Leverage offers great profit potential. But, like any other investment, a large profit is directly proportional to the high risk. In high leverage , miscalculations can result in large losses.

To avoid fatal mistakes, it’s a good idea to set a stop loss in each position. Loss positions will be closed automatically if the specified limit has been reached, so traders do not need to calculate and close them manually.

Margin-Call Risiko Risk

Every time someone trades leveraged , the margin-call feature is also available. Margin-call is a certain margin threshold that must be in the trader ‘s balance .

If the balance is below the margin-call , the trader can close all or part of the position in the trader ‘s portfolio .

The position can be forcibly closed when profit or loss .

You can avoid over-trading by:

  1. Practice good fund management. Use 2-5 percent of the total capital. The rest is used as anticipation when the price drops.
  2. Place stop-losses on all existing trading positions . We recommend that the stop-loss threshold is above the margin-call threshold .

Things to Pay Attention to When Trading with Leverage

My financial friend needs to pay attention to the following things. Make sure the broker you choose is supervised by regulatory bodies, such as the FCA (UK Financial Services Authority), CySEC (Cyprus Securities and Exchange Commission), and so on.

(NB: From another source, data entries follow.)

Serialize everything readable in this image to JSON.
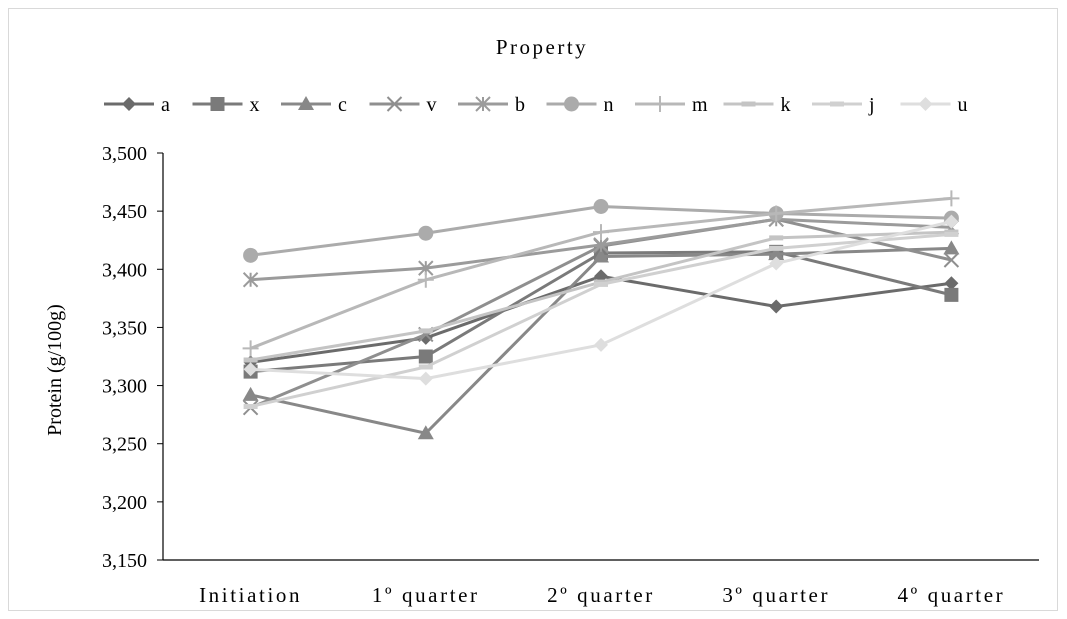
{
  "chart_data": {
    "type": "line",
    "title": "Property",
    "xlabel": "",
    "ylabel": "Protein (g/100g)",
    "categories": [
      "Initiation",
      "1º quarter",
      "2º quarter",
      "3º quarter",
      "4º quarter"
    ],
    "ylim": [
      3.15,
      3.5
    ],
    "y_ticks": [
      3.15,
      3.2,
      3.25,
      3.3,
      3.35,
      3.4,
      3.45,
      3.5
    ],
    "y_tick_labels": [
      "3,150",
      "3,200",
      "3,250",
      "3,300",
      "3,350",
      "3,400",
      "3,450",
      "3,500"
    ],
    "grid": false,
    "legend_position": "top",
    "series": [
      {
        "name": "a",
        "marker": "diamond",
        "color": "#6b6b6b",
        "values": [
          3.32,
          3.341,
          3.394,
          3.368,
          3.388
        ]
      },
      {
        "name": "x",
        "marker": "square",
        "color": "#7a7a7a",
        "values": [
          3.312,
          3.325,
          3.414,
          3.415,
          3.378
        ]
      },
      {
        "name": "c",
        "marker": "triangle",
        "color": "#888888",
        "values": [
          3.292,
          3.259,
          3.411,
          3.413,
          3.418
        ]
      },
      {
        "name": "v",
        "marker": "x",
        "color": "#8f8f8f",
        "values": [
          3.281,
          3.344,
          3.42,
          3.443,
          3.408
        ]
      },
      {
        "name": "b",
        "marker": "asterisk",
        "color": "#9b9b9b",
        "values": [
          3.391,
          3.401,
          3.421,
          3.443,
          3.436
        ]
      },
      {
        "name": "n",
        "marker": "circle",
        "color": "#ababab",
        "values": [
          3.412,
          3.431,
          3.454,
          3.448,
          3.444
        ]
      },
      {
        "name": "m",
        "marker": "plus",
        "color": "#b8b8b8",
        "values": [
          3.332,
          3.391,
          3.432,
          3.448,
          3.461
        ]
      },
      {
        "name": "k",
        "marker": "dash",
        "color": "#c4c4c4",
        "values": [
          3.322,
          3.347,
          3.389,
          3.427,
          3.432
        ]
      },
      {
        "name": "j",
        "marker": "dash",
        "color": "#d0d0d0",
        "values": [
          3.282,
          3.316,
          3.387,
          3.418,
          3.43
        ]
      },
      {
        "name": "u",
        "marker": "diamond",
        "color": "#dedede",
        "values": [
          3.314,
          3.306,
          3.335,
          3.405,
          3.441
        ]
      }
    ]
  }
}
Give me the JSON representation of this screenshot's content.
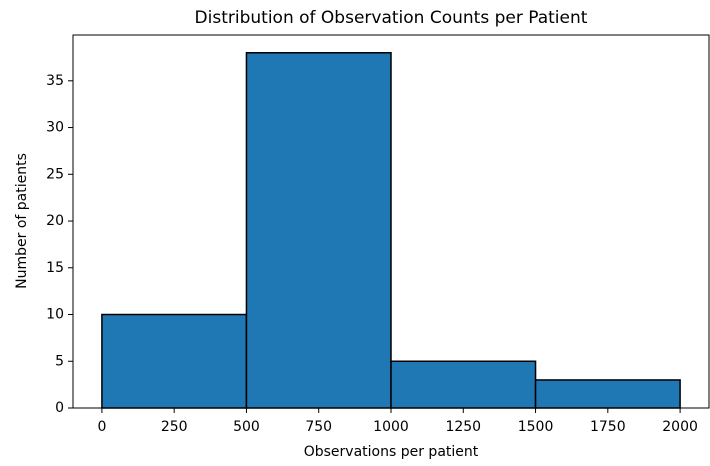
{
  "chart_data": {
    "type": "histogram",
    "title": "Distribution of Observation Counts per Patient",
    "x_label": "Observations per patient",
    "y_label": "Number of patients",
    "bins": [
      0,
      500,
      1000,
      1500,
      2000
    ],
    "values": [
      10,
      38,
      5,
      3
    ],
    "color": "#1f77b4",
    "xlim": [
      -100,
      2100
    ],
    "ylim": [
      0,
      39.9
    ],
    "xticks": [
      0,
      250,
      500,
      750,
      1000,
      1250,
      1500,
      1750,
      2000
    ],
    "yticks": [
      0,
      5,
      10,
      15,
      20,
      25,
      30,
      35
    ]
  }
}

This regulatory body requires brokers to have separate accounts with client funds so that they cannot access traders ‘ funds . The regulatory body also carries out strict checks to prevent financial malpractice.

Also, make sure your device is stable and has a fast connection. In addition, the trading platform also plays an important role . The platforms that people usually use are MetaTrader 4 and MetaTrader 5.

Then, you should also avoid opening too many positions at the same time. Instead of profit, this actually harms your account. It ‘s best to open a position with an amount that you can monitor.

Buddy Finansialku before entering the world of trading, are you correct in managing your personal finances?

So , have you been managing your financial literacy manually? Let’s switch to using my Financial Application. Because this application has many facilities that of course we can use.

In addition to recording our financial flows, you can also take advantage of the features of financial consulting with professional financial planners, and many others.

Use Wisely

That’s the discussion about leverage in trading . Of course we need to use it wisely.

Before tarding, it would be much better, if you study with the experts so as not to make fatal mistakes.